Aku menunggu datangnya abang ojek online di dekat stasiun kereta. Dengan jeli mencari plat nomor motor yang sesuai dengan di aplikasi diantara motor-motor lain yang juga menunggu penumpangnya naik.

 Aku lihat jam tangan di lengan kiriku, jarum jam menunjukkan pukul 08.30 WIB. Masih ada waktu 30 menit masuk kerja. Ini hari pertamaku. Kalau dilihat di peta online perjalanan dari stasiun ke kantor hanya butuh 15 menit. Tapi lebih cepat lebih baik. Jadi aku minta abang ojek untuk lebih cepat jalannya.

 “Rada cepat ya pak,” kataku sembari naik motornya.

“Iya kak,” jawab abang ojek siap mengantarku.

 Lagu Kita Bisa RAN feat Tulus menemani sepanjang jalan dari stasiun ke kantor. Berusaha membuatku semangat dan tenang meski jantung ini tetap berdetak dengan cepat seiring jalan dimaps memperlihatkan kantor semakin dekat.

 Hal baru selalu buat aku takut dan tegang.
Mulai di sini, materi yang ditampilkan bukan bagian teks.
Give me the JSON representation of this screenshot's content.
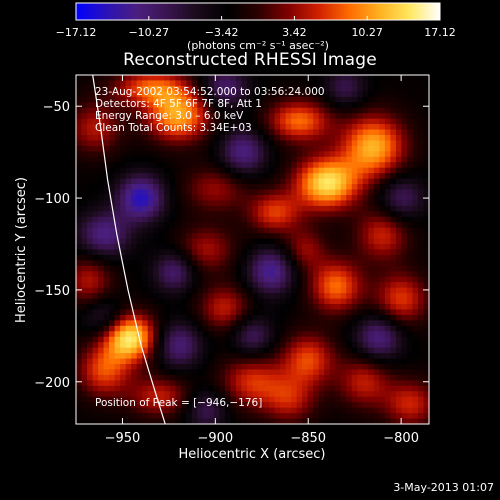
{
  "chart_data": {
    "type": "heatmap",
    "title": "Reconstructed RHESSI Image",
    "xlabel": "Heliocentric X (arcsec)",
    "ylabel": "Heliocentric Y (arcsec)",
    "xlim": [
      -975,
      -785
    ],
    "ylim": [
      -223,
      -33
    ],
    "x_ticks": [
      -950,
      -900,
      -850,
      -800
    ],
    "y_ticks": [
      -50,
      -100,
      -150,
      -200
    ],
    "x_tick_labels": [
      "−950",
      "−900",
      "−850",
      "−800"
    ],
    "y_tick_labels": [
      "−50",
      "−100",
      "−150",
      "−200"
    ],
    "annotations": [
      "23-Aug-2002 03:54:52.000 to 03:56:24.000",
      "Detectors: 4F 5F 6F 7F 8F, Att 1",
      "Energy Range: 3.0 – 6.0 keV",
      "Clean    Total Counts: 3.34E+03"
    ],
    "peak_label": "Position of Peak = [−946,−176]",
    "peak_position": [
      -946,
      -176
    ],
    "blobs": [
      {
        "x": -946,
        "y": -176,
        "value": 17.1,
        "sx": 10,
        "sy": 9
      },
      {
        "x": -960,
        "y": -194,
        "value": 9.5,
        "sx": 10,
        "sy": 10
      },
      {
        "x": -930,
        "y": -208,
        "value": 7.5,
        "sx": 12,
        "sy": 8
      },
      {
        "x": -920,
        "y": -55,
        "value": 13.5,
        "sx": 12,
        "sy": 10
      },
      {
        "x": -935,
        "y": -40,
        "value": 10.0,
        "sx": 14,
        "sy": 7
      },
      {
        "x": -965,
        "y": -62,
        "value": 7.0,
        "sx": 10,
        "sy": 10
      },
      {
        "x": -840,
        "y": -92,
        "value": 16.5,
        "sx": 12,
        "sy": 10
      },
      {
        "x": -815,
        "y": -72,
        "value": 14.0,
        "sx": 12,
        "sy": 12
      },
      {
        "x": -855,
        "y": -58,
        "value": 11.0,
        "sx": 12,
        "sy": 8
      },
      {
        "x": -868,
        "y": -108,
        "value": 9.0,
        "sx": 10,
        "sy": 8
      },
      {
        "x": -810,
        "y": -120,
        "value": 8.0,
        "sx": 10,
        "sy": 10
      },
      {
        "x": -835,
        "y": -148,
        "value": 11.0,
        "sx": 10,
        "sy": 10
      },
      {
        "x": -800,
        "y": -155,
        "value": 9.0,
        "sx": 10,
        "sy": 10
      },
      {
        "x": -852,
        "y": -128,
        "value": 6.0,
        "sx": 8,
        "sy": 8
      },
      {
        "x": -895,
        "y": -160,
        "value": 7.5,
        "sx": 10,
        "sy": 9
      },
      {
        "x": -905,
        "y": -128,
        "value": 6.5,
        "sx": 11,
        "sy": 9
      },
      {
        "x": -968,
        "y": -145,
        "value": 7.0,
        "sx": 9,
        "sy": 10
      },
      {
        "x": -900,
        "y": -95,
        "value": 6.0,
        "sx": 12,
        "sy": 9
      },
      {
        "x": -880,
        "y": -200,
        "value": 8.5,
        "sx": 12,
        "sy": 10
      },
      {
        "x": -860,
        "y": -210,
        "value": 7.0,
        "sx": 10,
        "sy": 9
      },
      {
        "x": -850,
        "y": -188,
        "value": 9.5,
        "sx": 10,
        "sy": 10
      },
      {
        "x": -820,
        "y": -200,
        "value": 7.5,
        "sx": 10,
        "sy": 10
      },
      {
        "x": -795,
        "y": -212,
        "value": 8.0,
        "sx": 10,
        "sy": 9
      },
      {
        "x": -940,
        "y": -100,
        "value": -12.0,
        "sx": 9,
        "sy": 9
      },
      {
        "x": -960,
        "y": -120,
        "value": -9.0,
        "sx": 10,
        "sy": 9
      },
      {
        "x": -922,
        "y": -140,
        "value": -8.0,
        "sx": 8,
        "sy": 8
      },
      {
        "x": -885,
        "y": -75,
        "value": -9.0,
        "sx": 9,
        "sy": 9
      },
      {
        "x": -870,
        "y": -140,
        "value": -10.0,
        "sx": 9,
        "sy": 9
      },
      {
        "x": -800,
        "y": -100,
        "value": -7.0,
        "sx": 9,
        "sy": 9
      },
      {
        "x": -812,
        "y": -176,
        "value": -9.0,
        "sx": 9,
        "sy": 9
      },
      {
        "x": -880,
        "y": -175,
        "value": -7.0,
        "sx": 8,
        "sy": 8
      },
      {
        "x": -920,
        "y": -180,
        "value": -8.5,
        "sx": 9,
        "sy": 9
      },
      {
        "x": -895,
        "y": -40,
        "value": -8.0,
        "sx": 9,
        "sy": 8
      },
      {
        "x": -960,
        "y": -165,
        "value": -6.0,
        "sx": 8,
        "sy": 8
      },
      {
        "x": -905,
        "y": -215,
        "value": -6.5,
        "sx": 8,
        "sy": 8
      },
      {
        "x": -830,
        "y": -40,
        "value": -6.0,
        "sx": 8,
        "sy": 8
      }
    ],
    "background_value": -2.5,
    "limb": [
      [
        -966,
        -33
      ],
      [
        -962,
        -60
      ],
      [
        -958,
        -90
      ],
      [
        -953,
        -120
      ],
      [
        -947,
        -150
      ],
      [
        -940,
        -180
      ],
      [
        -931,
        -210
      ],
      [
        -927,
        -223
      ]
    ]
  },
  "colorbar": {
    "min": -17.12,
    "max": 17.12,
    "tick_labels": [
      "−17.12",
      "−10.27",
      "−3.42",
      "3.42",
      "10.27",
      "17.12"
    ],
    "units_label": "(photons cm⁻² s⁻¹ asec⁻²)",
    "colors": [
      "#0000ff",
      "#2a12b8",
      "#4a1f80",
      "#3a1450",
      "#1a0a1a",
      "#000000",
      "#2a0000",
      "#800000",
      "#d02000",
      "#ff6a00",
      "#ffb020",
      "#ffe860",
      "#ffffff"
    ]
  },
  "footer": {
    "date": "3-May-2013 01:07"
  }
}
Padahal tidak ada yang perlu dikhawatirkan. Hanya saja memang tidak bisa dikontrol dari dalam. Maka aku yang harus mengontrol perasaan ini dari luar. Mengingatkan bahwa semua akan baik-baik saja dan berjalan dengan lancar.

 Ojek yang mengantarku berhenti di depan sebuah gedung tinggi. Terlihat banyak orang yang masuk dari gerbang tempatku turun. Dua orang seragam satpam menjaga sambil memeriksa barang-barang orang yang masuk.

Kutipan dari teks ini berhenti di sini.